I was preparing for the Sunday liturgy by reading the Gospel we will hear before Mass. (You know, for the procession with palm branches.) But it's year "C" for the Gospel readings, and that means Luke's Gospel. And Luke doesn't say anything about palm branches--or any branches, for that matter. And not even a "Hosanna"! (Luke wrote for Gentiles who wouldn't know what "Hosanna" meant any more than most of us do.)
Luke depicts the crowds covering the road with their own cloaks, while shouting loud praise of God and of "the King who comes" and calling out "peace in heaven and glory in the highest" (sounding very much like the angels at the nativity). So maybe in year C we should have "cloak" Sunday?
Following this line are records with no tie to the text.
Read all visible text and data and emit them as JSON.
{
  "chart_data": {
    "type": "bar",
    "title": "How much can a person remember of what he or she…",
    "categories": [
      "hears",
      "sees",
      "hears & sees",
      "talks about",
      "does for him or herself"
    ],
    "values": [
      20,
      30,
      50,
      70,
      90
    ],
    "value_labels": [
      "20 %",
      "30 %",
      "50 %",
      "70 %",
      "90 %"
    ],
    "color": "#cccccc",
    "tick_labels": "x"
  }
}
There was another point in that processional Gospel that struck me. You know, how some Pharisees told Jesus he ought to rebuke his disciples for their blasphemous chanting. Jesus said that if they kept silent and didn't "praise God with joy for all the mighty deeds they had seen," the "stones would cry out" in a thundering avalanche of judgment that would rebuke everyone. That kind of got me thinking about how easy it is to skip over the real obligation we have to (first of all) notice the "mighty deeds" of the Lord, and then to actually "praise God with joy" for them.
Joyful praise should, in fact, be the hallmark of Christian prayer.